Mr. Obama, I'd like to introduce you to one Joe "Stand Up, Chuck!" Biden.

Yeah, Mitt was way out of line to criticize that video.  That's why the White House flinched, and made the Embassy in Cairo pull the statement condemning it.  Uh-huh.

So today, at the ceremony at Andrews AFB, over the flag-draped coffins of the four dead diplomats, Secretary of State Hillary Clinton again blames the video for the protests.

Why isn't the Left so quick to blame the White House and Congress for the Tea Party protests?

And then comes the icing on the cake: White House Press Secretary Jay Carney - who looks like a high school kid, by the way, and has about as much sense (no, wait, that's an insult to high school kids) - says that "this is not a case of protests directed at the United States."

Funny, I thought those flags that were being burned in the protest footage were red, white and blue, and had stars and stripes on them.  Nice aim, Jay.

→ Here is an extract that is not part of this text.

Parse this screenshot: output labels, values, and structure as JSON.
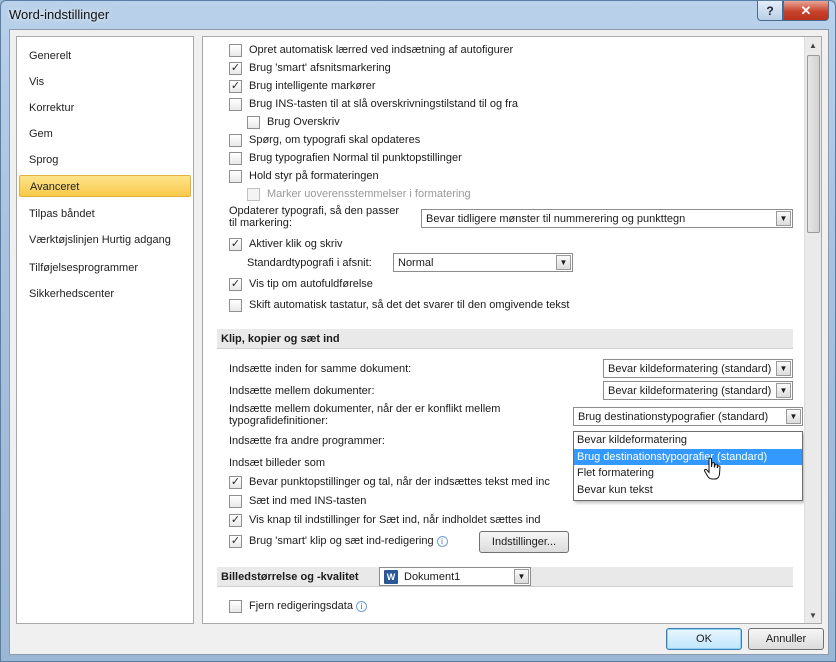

While I'm at it, I heard a liberal talking head tonight call Romney a Keynesian because he said that balancing the budget in his first term would have an adverse impact on the economy.  Romney's statement was based on the fact that completely eliminating a budget deficit of a trillion and a half dollars in four years, when the economy will likely already be in recession by the time he would take office, is a pretty tall order, and cuts that draconian could, yes, hurt the economy in the short run.

So the talking head's premise was that, by not calling for extreme budget cuts to eliminate a record deficit in four years during a recession, Romney is a Keynesian.

Wrong, dude.  A Keynesian would call for more spending to get us out of the recession, not spending cuts.  Just because a guy calls for measured cuts instead of the most painful medicine possible doesn't make him a Keynesian.

And people wonder why I have a problem with non-economists trying to argue Keynesianism vs. monetarism.